Everything takes lots of steps
I find it interesting that the work I do now, a combination of coaching and teaching on Outschool, all online, involves an unending multiplicity of small and large tasks, and yet they don’t irritate me the way tasks at other jobs used to.
For example, I recently started making YouTube videos that I hope will spread autism-positive messages and offer some practical reframing. In the process, I’ve noticed that making a single video includes a surprising number of tiny steps. For example, setting up the film equipment, deciding what to say, filming the video, editing, even just a little bit, uploading it to YouTube, making a cover picture, writing the description, etc., and a bunch more if I hope anyone will ever watch it.
Despite the long list of things to do, I don’t get upset or annoyed by all these little things (mostly).
Sure, there are moments, but in general I’m actually pretty okay with them. This surprises me in some ways, because I used to complain at length to anyone who would listen about all of the crap that I had to do in previous jobs.
Some very good reasons
For the last few years, I’ve mostly chalked that up to the fact that I’m working for myself, in an office that I’ve set up at home to be a sensory refuge, and I’m not subject to a bureaucratic employer anymore.
Those are major improvements, and I cannot possibly overstate how big of a deal it is that my sensory system is happy 90% of the time, rather than struggling to cope 90% of the time.

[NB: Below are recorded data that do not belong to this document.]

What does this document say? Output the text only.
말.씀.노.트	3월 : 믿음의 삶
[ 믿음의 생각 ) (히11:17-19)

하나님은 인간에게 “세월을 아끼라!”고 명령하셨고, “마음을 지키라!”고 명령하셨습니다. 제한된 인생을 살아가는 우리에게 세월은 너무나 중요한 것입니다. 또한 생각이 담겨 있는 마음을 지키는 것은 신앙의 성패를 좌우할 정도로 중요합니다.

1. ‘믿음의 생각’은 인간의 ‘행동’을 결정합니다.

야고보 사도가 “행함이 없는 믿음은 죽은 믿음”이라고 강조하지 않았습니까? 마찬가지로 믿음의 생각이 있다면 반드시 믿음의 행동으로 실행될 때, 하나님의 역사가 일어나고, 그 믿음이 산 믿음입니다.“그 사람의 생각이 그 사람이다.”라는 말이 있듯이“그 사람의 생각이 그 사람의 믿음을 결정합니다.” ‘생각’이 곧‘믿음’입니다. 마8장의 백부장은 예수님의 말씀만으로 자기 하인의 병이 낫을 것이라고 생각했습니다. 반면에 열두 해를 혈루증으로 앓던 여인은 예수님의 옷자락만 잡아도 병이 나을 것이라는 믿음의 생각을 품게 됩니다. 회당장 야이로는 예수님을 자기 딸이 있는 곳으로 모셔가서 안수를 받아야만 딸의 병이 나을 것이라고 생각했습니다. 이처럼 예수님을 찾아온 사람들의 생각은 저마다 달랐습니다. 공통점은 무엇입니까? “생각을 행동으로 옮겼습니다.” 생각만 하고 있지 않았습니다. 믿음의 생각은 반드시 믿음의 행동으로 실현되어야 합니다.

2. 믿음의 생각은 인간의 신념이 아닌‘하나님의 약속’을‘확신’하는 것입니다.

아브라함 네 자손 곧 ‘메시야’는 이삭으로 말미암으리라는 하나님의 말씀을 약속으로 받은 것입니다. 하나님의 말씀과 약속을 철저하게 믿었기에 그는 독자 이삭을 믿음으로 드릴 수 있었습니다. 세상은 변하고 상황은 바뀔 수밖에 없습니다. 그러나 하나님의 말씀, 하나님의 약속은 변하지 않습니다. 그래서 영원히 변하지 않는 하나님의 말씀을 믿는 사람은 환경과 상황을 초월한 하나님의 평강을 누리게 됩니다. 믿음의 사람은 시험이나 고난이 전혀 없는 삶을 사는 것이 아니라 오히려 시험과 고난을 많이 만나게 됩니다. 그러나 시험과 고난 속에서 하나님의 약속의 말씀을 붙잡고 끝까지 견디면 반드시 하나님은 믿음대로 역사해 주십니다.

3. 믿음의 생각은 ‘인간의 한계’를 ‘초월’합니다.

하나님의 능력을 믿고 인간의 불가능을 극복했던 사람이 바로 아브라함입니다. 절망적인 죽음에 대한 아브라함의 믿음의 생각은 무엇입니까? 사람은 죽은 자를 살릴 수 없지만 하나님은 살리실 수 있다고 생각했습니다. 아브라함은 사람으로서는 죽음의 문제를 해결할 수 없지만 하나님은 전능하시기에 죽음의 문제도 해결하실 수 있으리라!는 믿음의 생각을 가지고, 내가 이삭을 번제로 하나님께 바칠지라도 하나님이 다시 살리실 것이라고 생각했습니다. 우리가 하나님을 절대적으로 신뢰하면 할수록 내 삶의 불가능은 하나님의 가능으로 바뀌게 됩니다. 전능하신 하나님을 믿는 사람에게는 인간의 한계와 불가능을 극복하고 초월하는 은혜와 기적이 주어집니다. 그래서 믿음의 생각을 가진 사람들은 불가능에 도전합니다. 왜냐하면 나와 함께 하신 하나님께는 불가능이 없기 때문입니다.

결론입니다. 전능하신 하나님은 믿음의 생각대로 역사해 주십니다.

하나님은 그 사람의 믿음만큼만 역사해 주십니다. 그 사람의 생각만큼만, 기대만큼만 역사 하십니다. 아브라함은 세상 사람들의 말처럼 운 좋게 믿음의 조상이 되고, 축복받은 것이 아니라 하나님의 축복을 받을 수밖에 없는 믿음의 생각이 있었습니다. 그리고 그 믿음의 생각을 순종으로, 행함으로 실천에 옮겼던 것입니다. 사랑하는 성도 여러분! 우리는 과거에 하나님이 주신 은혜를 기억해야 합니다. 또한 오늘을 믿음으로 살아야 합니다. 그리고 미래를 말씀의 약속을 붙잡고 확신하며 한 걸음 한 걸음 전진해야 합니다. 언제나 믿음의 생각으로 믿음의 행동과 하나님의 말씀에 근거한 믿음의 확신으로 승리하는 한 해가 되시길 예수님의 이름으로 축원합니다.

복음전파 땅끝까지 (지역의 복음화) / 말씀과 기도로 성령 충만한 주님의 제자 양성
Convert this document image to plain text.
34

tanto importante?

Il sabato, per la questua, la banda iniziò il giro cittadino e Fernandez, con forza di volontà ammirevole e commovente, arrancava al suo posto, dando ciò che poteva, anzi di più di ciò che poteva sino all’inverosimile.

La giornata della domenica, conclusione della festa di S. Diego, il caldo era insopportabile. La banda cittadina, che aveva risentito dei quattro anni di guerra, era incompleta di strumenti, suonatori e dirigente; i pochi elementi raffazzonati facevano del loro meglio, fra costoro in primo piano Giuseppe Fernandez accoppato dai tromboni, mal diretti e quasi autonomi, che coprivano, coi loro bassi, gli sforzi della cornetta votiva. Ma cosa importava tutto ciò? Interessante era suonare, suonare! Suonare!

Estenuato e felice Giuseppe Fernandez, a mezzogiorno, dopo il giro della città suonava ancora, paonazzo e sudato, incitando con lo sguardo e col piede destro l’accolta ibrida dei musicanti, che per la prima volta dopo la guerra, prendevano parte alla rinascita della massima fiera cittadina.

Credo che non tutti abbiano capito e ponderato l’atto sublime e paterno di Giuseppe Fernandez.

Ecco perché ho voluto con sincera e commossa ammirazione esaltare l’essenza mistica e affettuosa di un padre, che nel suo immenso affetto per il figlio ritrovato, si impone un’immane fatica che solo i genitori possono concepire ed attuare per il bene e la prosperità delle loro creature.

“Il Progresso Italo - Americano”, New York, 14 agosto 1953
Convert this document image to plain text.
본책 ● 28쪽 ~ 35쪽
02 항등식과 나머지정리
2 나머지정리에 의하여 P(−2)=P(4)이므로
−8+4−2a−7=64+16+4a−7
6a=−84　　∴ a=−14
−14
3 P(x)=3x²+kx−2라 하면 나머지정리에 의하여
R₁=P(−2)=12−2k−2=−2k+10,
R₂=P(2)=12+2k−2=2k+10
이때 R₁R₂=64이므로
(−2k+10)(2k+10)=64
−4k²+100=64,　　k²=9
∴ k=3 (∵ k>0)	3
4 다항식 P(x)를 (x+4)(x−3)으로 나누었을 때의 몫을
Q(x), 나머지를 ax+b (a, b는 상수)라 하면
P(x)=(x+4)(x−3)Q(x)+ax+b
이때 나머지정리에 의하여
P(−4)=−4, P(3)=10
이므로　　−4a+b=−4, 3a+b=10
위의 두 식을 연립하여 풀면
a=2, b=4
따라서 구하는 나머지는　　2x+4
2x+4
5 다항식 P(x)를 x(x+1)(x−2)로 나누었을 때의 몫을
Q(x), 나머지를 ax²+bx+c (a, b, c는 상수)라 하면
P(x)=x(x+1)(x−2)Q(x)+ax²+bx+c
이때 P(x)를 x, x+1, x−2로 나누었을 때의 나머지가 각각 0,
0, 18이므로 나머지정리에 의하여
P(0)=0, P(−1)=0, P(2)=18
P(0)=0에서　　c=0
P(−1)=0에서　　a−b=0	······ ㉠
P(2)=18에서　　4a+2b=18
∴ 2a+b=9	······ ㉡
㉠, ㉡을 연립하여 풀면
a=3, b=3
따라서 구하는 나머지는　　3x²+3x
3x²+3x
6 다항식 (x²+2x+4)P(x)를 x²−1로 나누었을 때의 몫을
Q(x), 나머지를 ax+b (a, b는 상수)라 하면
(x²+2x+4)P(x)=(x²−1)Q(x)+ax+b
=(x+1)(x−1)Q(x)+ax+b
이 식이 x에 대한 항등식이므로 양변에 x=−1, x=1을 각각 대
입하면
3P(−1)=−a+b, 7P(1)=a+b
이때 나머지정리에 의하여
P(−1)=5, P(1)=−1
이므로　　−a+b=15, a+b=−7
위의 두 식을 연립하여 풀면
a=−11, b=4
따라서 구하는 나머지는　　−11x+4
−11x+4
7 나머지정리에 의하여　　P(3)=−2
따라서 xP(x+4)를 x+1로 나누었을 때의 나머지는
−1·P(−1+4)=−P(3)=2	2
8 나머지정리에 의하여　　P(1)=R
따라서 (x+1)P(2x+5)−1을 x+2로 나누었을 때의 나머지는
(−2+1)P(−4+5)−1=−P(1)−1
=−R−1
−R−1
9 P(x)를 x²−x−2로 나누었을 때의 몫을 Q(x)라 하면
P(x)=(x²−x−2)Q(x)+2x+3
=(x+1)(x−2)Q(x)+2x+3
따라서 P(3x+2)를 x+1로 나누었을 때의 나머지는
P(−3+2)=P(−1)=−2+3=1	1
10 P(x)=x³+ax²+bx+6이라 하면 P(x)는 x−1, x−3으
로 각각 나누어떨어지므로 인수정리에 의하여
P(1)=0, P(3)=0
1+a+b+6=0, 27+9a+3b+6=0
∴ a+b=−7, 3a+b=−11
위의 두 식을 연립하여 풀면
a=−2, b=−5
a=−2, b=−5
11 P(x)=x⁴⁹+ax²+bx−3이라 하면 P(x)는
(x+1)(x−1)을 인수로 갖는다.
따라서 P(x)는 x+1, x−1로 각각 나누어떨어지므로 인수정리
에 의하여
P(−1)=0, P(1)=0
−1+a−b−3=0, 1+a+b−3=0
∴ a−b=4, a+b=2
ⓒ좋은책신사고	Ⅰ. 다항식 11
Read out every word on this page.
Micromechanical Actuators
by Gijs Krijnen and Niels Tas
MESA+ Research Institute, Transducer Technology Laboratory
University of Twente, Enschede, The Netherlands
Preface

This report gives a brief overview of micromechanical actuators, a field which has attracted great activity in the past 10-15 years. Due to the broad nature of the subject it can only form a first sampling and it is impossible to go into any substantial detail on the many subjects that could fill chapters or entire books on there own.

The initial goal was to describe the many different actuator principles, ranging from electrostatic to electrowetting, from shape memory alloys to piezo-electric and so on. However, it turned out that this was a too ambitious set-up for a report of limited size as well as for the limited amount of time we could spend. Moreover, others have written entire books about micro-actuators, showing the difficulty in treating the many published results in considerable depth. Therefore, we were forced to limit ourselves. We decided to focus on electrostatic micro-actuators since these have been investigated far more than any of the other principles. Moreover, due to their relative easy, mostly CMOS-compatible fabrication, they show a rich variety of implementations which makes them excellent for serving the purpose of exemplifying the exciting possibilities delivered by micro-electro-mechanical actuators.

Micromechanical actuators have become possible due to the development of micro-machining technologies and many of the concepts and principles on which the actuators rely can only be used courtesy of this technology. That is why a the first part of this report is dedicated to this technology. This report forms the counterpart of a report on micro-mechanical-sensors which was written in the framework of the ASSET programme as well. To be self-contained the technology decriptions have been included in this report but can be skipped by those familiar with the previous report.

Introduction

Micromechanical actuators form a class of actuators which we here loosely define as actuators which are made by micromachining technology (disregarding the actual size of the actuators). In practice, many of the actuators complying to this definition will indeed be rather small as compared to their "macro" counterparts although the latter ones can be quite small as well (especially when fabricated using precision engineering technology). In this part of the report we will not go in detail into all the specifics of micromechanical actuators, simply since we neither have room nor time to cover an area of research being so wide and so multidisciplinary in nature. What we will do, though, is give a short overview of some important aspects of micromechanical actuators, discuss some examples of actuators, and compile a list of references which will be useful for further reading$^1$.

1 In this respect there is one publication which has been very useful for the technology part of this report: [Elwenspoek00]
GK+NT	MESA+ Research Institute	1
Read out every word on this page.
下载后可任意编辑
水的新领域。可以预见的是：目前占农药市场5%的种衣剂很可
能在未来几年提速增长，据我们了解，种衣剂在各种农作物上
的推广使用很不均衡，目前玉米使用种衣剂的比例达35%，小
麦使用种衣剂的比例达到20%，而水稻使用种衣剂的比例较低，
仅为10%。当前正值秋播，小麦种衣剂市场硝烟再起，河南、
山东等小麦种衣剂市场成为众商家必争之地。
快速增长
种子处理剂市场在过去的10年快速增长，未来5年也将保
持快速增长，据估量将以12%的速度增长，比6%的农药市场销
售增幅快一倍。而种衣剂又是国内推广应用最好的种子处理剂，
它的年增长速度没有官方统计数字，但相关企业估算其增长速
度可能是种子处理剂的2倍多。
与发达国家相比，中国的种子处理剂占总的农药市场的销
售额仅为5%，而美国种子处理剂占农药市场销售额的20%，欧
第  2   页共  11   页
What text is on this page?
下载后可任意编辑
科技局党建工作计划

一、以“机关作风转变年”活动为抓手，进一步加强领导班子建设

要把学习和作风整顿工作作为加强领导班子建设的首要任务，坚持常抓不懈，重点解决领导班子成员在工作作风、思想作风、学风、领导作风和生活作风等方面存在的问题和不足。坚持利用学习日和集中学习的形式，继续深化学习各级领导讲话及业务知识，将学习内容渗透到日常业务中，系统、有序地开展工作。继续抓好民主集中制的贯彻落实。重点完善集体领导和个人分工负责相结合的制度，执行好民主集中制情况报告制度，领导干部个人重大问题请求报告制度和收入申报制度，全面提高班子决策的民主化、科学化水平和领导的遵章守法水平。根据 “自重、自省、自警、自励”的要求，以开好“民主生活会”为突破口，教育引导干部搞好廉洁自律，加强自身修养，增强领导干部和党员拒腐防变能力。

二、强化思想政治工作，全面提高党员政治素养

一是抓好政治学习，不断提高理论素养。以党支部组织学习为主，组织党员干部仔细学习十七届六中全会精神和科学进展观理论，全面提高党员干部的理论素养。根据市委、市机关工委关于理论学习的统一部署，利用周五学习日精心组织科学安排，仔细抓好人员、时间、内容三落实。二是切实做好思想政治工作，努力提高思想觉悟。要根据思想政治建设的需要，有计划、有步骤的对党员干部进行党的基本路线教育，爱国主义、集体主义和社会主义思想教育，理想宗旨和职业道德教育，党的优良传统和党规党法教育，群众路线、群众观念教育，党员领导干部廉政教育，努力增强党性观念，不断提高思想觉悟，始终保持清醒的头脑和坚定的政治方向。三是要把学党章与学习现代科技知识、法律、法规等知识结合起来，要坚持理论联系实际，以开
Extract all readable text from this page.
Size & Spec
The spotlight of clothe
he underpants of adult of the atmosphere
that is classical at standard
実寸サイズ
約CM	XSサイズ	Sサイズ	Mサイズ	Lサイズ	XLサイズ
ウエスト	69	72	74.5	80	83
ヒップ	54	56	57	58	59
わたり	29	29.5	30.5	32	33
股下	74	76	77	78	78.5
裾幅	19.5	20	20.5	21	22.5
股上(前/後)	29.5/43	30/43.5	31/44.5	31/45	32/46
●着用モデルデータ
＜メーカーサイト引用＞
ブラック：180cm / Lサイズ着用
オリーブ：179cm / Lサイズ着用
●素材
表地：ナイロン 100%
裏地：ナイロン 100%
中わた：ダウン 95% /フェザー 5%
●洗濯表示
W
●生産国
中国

How much working for myself is preferable to working for someone else, even when I liked the job or the employer, because I get to choose what I’m working on, and when, and how, and therefore not overtaxing my system. And that even when there are tasks involved that I don’t care for, at least I chose the project and am invested in the outcome.
Those are all significant reasons why my complaining has gone down, and here’s another one that I hadn’t considered until today.
When a task doesn’t have a reason
Each of those tiny steps that I do, on a daily and weekly basis, are things that I actually see a purpose to.
There’s a reason for them that is clear and I can see the results of doing or not doing a particular task.
When I taught in the public school system, just to give a contrasting example, there were a lot of things that I was required to do that had no clear purpose and for which I never saw any outcome when I did them.
When I asked about the reason for a lot of things, the answer I often got was that it was required to prove we had done it, or the meetings were to prove that we were making an effort, despite there being no tangible outcome, to protect the school in case of a lawsuit. In other cases it was because some administrator had the brilliant idea that all teachers would benefit from X or Y, and therefore we had to do X or Y all year long, or that we should take on extra projects to show community involvement, or potlucks outside of school hours to build team spirit, or whatever.
There were a lot of things that I simply didn’t see the point in, and even when pressed, other people often could not give me a decent reason as to why they were worthwhile. A lot of it was paperwork for the sake of record keeping.
There were also a number of rules that I could imagine came out of a situation in which having had that rule would have spared someone some grief. However, a unique case was generalized so that everyone thereafter had to follow this new protocol to avoid that wildly improbable thing from ever happening again, rather than allowing the flexibility of using common sense on a case by case basis. This partially springs from the belief that standardizing the rules for everyone is more fair. (It isn’t, but that’s a different topic.)
A lot of those nonsensical tasks took time away from doing something that I did see a clear reason for; namely, teaching. The part of my job that earned its title.
And frankly, is it at all unreasonable to complain about being made to waste so much effort on entirely pointless activity?
My new reason
Thanks to Outschool, I’ve been teaching again, and yes, I am again contacting parents, scheduling classes, planning lessons, and doing all of the many little things that are involved in teaching people you care about.
Yet all of the things I do now, all of those many little tasks, are things that I see have an actual effect and therefore I don’t mind doing them. (Especially in a place that does not overwhelm my senses and at times that I have the energy and ability to do them.)
At the high school where I used to teach, a student once came up to me out of the blue and said thank you, “because you always tell us why when you tell us to do something.” Several other students nodded their agreement. It surprised me that this was unusual enough to thank someone for. To me, it just made sense. Because that’s what I like. I like to know why I’m doing something and to know that there will be a real world outcome. I guess I’m not alone in that.
Now when I’m faced with a task that doesn’t have a clear purpose, I simply don’t do it. And so far nothing has exploded, no one has died, no one has even gotten mad at me, and in fact, there have really been no repercussions at all. So clearly, those things did not need to be done.
It has taken me a long time to get to the point where I can give myself permission not to do things that a part of me thinks that I have to do (but it’s so much nicer inside my head now). I’m also probably easier to live with now that I’m not complaining very much.